Minutes of planning save you days of programming. It is shocking how little planning it takes to make a big difference.

We're trying a new thing at work called "Hey what if we defined what done looks like before we jump in the code?". Revolutionary I know 😆

Truth is we've tried planning before and it didn't stick.

Maybe chaos didn't hurt enough yet, maybe we needed to hire enough engineers for people to feel they have time to slow down and think. I certainly feel like I have more time to think than 3 months ago when I wrote about spinning plates.

Either way, after just 1 week of this (and 2 weeks of pre-work by the managers), I'm seeing stress levels are visibly down and everyone's saying they appreciate the structure. People love a clear goal that they understand how to reach.

You don't need much:

  1. What is the goal? What problem are we solving?
  2. How are we doing this?
  3. How will we know it's done?
  4. What are we not doing as part of this project?
  5. Who will be happy about this?

Put that in a project brief and add tasks for every step. At Tia we used to do this on the story level because projects measured in quarters. At Plasmidsaurus we're trying it on the project level because projects take weeks and initiatives take quarters.

🤷‍♂️ words. It's all the same.

You shouldn't write that plan in a vacuum. Everyone who's going to work on the project should be in the room and contribute. Let juniors speak first.

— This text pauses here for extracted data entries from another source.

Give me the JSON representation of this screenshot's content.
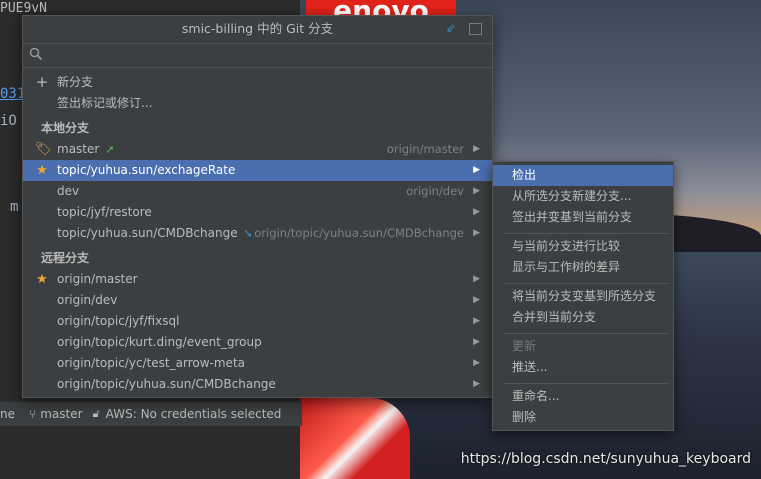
{
  "background": {
    "logo_text": "enovo",
    "ide_fragments": [
      "PUE9vN",
      "031",
      "iO",
      "m"
    ],
    "watermark": "https://blog.csdn.net/sunyuhua_keyboard"
  },
  "statusbar": {
    "left_fragment": "ne",
    "branch": "master",
    "aws": "AWS: No credentials selected"
  },
  "popup": {
    "title": "smic-billing 中的 Git 分支",
    "search": {
      "value": "",
      "placeholder": ""
    },
    "actions": [
      {
        "icon": "plus-icon",
        "label": "新分支"
      },
      {
        "icon": "none",
        "label": "签出标记或修订..."
      }
    ],
    "local_header": "本地分支",
    "local_branches": [
      {
        "icon": "tag-icon",
        "label": "master",
        "marker": "up-arrow-icon",
        "tracking": "origin/master"
      },
      {
        "icon": "star-icon",
        "label": "topic/yuhua.sun/exchageRate",
        "marker": "",
        "tracking": "",
        "selected": true
      },
      {
        "icon": "",
        "label": "dev",
        "marker": "",
        "tracking": "origin/dev"
      },
      {
        "icon": "",
        "label": "topic/jyf/restore",
        "marker": "",
        "tracking": ""
      },
      {
        "icon": "",
        "label": "topic/yuhua.sun/CMDBchange",
        "marker": "down-arrow-icon",
        "tracking": "origin/topic/yuhua.sun/CMDBchange"
      }
    ],
    "remote_header": "远程分支",
    "remote_branches": [
      {
        "icon": "star-icon",
        "label": "origin/master"
      },
      {
        "icon": "",
        "label": "origin/dev"
      },
      {
        "icon": "",
        "label": "origin/topic/jyf/fixsql"
      },
      {
        "icon": "",
        "label": "origin/topic/kurt.ding/event_group"
      },
      {
        "icon": "",
        "label": "origin/topic/yc/test_arrow-meta"
      },
      {
        "icon": "",
        "label": "origin/topic/yuhua.sun/CMDBchange"
      }
    ]
  },
  "submenu": {
    "items": [
      {
        "label": "检出",
        "selected": true
      },
      {
        "label": "从所选分支新建分支..."
      },
      {
        "label": "签出并变基到当前分支"
      },
      {
        "label": "与当前分支进行比较"
      },
      {
        "label": "显示与工作树的差异"
      },
      {
        "label": "将当前分支变基到所选分支"
      },
      {
        "label": "合并到当前分支"
      },
      {
        "label": "更新",
        "disabled": true
      },
      {
        "label": "推送..."
      },
      {
        "label": "重命名..."
      },
      {
        "label": "删除"
      }
    ]
  },
  "colors": {
    "popup_bg": "#3c3f41",
    "selection": "#4b6eaf",
    "star": "#f0a732",
    "incoming": "#3592c4",
    "outgoing": "#5faf5f"
  }
}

Manager or PM defines the goal, team jointly defines the execution plan. Always ask to get over the water, not build a bridge. Write things down. It forces you to be clear.

You have to define what's not in the project. Write it down in bold if you have to. Never make a project called "Make X better", "Updates to Y", or "Blah v2". Those accumulate scope forever and won't let you move on.

Make a new project for all the great ideas you're getting. Put it on the backlog.

And make sure you understand who it's for. Helps you get feedback and follow up to make sure it worked. Deliver incrementally. One pain point at a time.

Cheers,
~Swizec

PS: I think super experienced engineers do this intuitively. For others, adding a little structure helps.